Hyundai, Kia, Subaru sales advance 7th straight month; Toyota, Honda slip

Toyota said it had 134,361 cars and lights trucks in U.S. dealer inventory, at ports or in transit at the close of February, up slightly from 130,315 at the end of January and 110,674 a year ago.

Honda Motor Co. reported a 1.4 percent decline in February results, with the Honda division down 3 percent but Acura volume rising 12 percent, its second straight monthly gain.

Three of the Honda brand’s five biggest sellers posted double-digit declines last month: Accord, down 18 percent; CR-V, up 5.9 percent; Pilot, down 11 percent; Civic, up 2.3 percent; and HR-V, down 37 percent.

A Honda spokesman said the company ended February with roughly 33,000 cars and light trucks on the ground, or just a 12-day supply.

Honda said sales of several redesigned core models  CR-V, Accord and Pilot  are still temporarily constrained by supply and logistics, with vehicles now heading to market with an anticipated boost to the company’s March deliveries. 

Deliveries at Hyundai last month rose 8.8 percent to 57,044, a February record, the company said, with retail sales rising 1 percent to 52,932, and fleet accounting for 7.2 percent of overall volume, or 4,112 units.

Hyundai said Wednesday it ended February with 54,156 vehicles in U.S. inventory, up 20 percent from 45,158 at the close of January and 190 percent from 18,621 a year earlier.

“We’ve got really good momentum in a very, very challenging year,” said Randy Parker, CEO of Hyundai Motor America.
“We’re not quite back to normalcy at this point in time. Our strategy is to continue to focus on retail and support our dealer partners, but as production continues to improve, we will support our fleet channel.”

Volume rose 24 percent to a February record of 60,859 at Kia, with major gains for the Forte, Sportage, Sorento, Telluride and Carnival.

Eric Watson, vice president of sales operations at Kia America, said rising production and inventory levels are allowing the automaker to “fully capitalize” on demand.

At Subaru, February volume rose 2.1 percent. Mazda deliveries rose 8.8 percent to 30,639 in February for the company’s fifth straight monthly increase. The company said it had a 20-day supply of vehicles, or 24,215 cars and light trucks, as of Feb. 23.

Genesis also set a February record with U.S. sales rising 21 percent to 4,208 on sharply higher crossover deliveries and the new GV60 electric crossover.
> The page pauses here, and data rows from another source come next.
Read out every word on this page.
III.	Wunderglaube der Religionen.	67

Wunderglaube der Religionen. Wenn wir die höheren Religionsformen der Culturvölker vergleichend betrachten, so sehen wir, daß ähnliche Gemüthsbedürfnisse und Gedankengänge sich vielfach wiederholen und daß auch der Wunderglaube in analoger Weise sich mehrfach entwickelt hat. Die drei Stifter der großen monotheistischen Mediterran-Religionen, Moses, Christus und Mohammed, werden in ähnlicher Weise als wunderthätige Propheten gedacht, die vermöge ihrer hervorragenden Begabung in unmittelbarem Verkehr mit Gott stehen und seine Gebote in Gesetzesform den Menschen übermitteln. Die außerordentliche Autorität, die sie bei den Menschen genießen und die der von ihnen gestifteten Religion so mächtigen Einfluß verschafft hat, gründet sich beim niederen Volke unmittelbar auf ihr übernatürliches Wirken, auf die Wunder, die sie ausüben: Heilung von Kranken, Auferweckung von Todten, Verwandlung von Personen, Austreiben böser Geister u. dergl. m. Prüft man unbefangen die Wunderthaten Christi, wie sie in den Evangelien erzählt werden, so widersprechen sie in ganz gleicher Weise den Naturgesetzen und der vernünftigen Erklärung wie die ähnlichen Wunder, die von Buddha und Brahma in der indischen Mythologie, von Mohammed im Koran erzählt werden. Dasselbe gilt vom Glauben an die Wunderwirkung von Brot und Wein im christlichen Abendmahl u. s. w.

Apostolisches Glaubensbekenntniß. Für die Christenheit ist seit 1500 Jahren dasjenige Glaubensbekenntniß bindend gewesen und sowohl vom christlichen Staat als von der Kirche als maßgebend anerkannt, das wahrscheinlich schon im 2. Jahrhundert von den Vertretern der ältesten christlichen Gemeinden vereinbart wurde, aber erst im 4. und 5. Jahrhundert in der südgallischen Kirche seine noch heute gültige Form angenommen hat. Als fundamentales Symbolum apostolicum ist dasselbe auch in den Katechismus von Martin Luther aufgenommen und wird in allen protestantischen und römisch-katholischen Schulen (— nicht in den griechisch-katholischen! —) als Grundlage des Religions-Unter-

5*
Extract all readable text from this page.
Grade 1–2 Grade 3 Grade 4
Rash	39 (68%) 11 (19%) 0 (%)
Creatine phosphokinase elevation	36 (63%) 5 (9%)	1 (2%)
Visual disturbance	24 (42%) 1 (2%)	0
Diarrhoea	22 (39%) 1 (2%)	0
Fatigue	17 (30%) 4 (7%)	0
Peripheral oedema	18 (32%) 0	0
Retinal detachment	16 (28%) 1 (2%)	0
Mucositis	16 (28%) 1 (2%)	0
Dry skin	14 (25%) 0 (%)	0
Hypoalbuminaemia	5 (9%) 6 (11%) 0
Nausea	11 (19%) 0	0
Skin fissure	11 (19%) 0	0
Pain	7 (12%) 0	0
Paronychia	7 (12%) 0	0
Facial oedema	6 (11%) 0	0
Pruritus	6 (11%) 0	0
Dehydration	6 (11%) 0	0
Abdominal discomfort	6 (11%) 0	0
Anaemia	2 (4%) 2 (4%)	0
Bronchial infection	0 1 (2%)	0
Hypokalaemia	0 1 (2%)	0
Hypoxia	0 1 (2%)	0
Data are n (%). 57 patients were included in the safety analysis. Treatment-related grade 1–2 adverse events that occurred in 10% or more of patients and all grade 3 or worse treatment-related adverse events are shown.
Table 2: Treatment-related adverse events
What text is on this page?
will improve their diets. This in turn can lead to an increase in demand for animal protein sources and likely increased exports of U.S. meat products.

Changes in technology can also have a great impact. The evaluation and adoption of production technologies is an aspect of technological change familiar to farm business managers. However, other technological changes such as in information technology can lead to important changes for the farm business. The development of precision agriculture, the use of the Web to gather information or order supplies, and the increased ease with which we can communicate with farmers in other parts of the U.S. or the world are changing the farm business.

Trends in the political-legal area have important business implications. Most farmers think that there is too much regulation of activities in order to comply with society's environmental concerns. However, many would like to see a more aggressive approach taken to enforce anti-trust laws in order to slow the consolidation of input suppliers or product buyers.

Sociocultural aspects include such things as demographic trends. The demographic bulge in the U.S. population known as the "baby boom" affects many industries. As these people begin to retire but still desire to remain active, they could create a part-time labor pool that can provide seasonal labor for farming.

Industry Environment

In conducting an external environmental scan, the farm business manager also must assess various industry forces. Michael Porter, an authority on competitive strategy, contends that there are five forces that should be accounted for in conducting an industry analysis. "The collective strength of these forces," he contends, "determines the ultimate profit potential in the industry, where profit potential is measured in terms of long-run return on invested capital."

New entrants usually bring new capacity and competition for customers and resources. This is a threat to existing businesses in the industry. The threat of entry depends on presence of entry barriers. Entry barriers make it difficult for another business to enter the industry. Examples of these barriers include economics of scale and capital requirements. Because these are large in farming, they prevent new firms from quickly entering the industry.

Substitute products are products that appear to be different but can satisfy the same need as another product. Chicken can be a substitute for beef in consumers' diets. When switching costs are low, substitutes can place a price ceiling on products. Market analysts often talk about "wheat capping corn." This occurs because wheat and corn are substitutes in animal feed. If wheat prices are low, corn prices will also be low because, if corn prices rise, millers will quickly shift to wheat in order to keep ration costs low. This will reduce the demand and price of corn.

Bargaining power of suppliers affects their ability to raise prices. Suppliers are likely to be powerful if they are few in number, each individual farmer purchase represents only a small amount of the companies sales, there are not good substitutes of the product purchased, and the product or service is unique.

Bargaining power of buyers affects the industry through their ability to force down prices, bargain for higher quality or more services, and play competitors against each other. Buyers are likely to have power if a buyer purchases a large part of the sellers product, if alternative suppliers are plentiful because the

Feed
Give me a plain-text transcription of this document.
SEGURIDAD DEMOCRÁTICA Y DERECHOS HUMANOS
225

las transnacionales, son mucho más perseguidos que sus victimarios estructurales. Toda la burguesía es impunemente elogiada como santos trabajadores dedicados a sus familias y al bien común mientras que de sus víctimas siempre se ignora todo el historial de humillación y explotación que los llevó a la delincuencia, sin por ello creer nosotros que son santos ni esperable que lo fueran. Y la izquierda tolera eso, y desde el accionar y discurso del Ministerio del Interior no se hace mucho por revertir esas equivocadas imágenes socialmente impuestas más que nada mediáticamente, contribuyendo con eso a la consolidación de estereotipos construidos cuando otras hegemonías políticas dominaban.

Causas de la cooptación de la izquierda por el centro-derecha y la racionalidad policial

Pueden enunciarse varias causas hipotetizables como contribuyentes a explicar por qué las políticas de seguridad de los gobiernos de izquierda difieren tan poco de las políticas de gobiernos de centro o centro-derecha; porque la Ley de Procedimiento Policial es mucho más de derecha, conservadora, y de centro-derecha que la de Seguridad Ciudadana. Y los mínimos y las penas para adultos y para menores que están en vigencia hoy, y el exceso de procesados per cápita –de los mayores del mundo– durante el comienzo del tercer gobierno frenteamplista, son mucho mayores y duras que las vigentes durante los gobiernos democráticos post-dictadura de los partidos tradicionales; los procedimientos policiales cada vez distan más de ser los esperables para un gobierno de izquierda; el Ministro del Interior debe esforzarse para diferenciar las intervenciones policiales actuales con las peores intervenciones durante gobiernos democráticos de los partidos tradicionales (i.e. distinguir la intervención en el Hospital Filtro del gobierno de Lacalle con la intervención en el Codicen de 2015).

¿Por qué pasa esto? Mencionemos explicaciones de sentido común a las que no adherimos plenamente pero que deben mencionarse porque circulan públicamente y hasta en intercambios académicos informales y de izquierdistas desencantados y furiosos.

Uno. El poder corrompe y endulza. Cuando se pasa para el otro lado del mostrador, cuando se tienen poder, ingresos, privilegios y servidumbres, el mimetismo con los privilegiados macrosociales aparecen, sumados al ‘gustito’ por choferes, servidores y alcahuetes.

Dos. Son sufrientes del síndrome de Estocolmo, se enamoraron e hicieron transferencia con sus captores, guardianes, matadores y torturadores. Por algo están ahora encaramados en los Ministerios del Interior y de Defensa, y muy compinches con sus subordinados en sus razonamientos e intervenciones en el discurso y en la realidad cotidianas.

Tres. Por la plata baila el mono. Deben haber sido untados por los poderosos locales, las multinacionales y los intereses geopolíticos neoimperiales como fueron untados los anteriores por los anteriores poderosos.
U.S. light-vehicle sales are projected to rise 3.9 percent to 7.2 percent in February, based on forecasts from J.D. Power-LMC Automotive, Cox Automotive, TrueCar and S&P Global Mobility, with sharply higher fleet deliveries offsetting flat retail volume.

Fleet shipments across the industry are expected to come in at 209,200 in February, up 54 percent from February 2022, J.D. Power estimates, and represent 19 percent of total light-vehicle volume, up from just 13 percent a year earlier. Several automakers face a backlog of commercial, government and rental fleet orders as a result of the microchip shortage that prompted many to prioritize more profitable retail volume.

Ford Motor Co. and Volvo will report February results on Thursday. The rest of the industry reports U.S. sales on a quarterly basis.

While pent-up demand remains strong in the wake of chronic inventory shortages, higher interest rates, rising new-vehicle prices and falling used-vehicle prices are weighing on retail volume, analysts say.

“We have diverging markets today,” said Charlie Chesbrough, senior economist at Cox Automotive. “New inventory is slowly stabilizing while used supply is falling. With many affordability-seeking vehicle buyers leaving the new market for the used, dealers may find they have too little used inventory, and price declines may reverse. And [automakers] may find they have too much new-vehicle inventory and be forced to be more aggressive with incentives to boost sales.”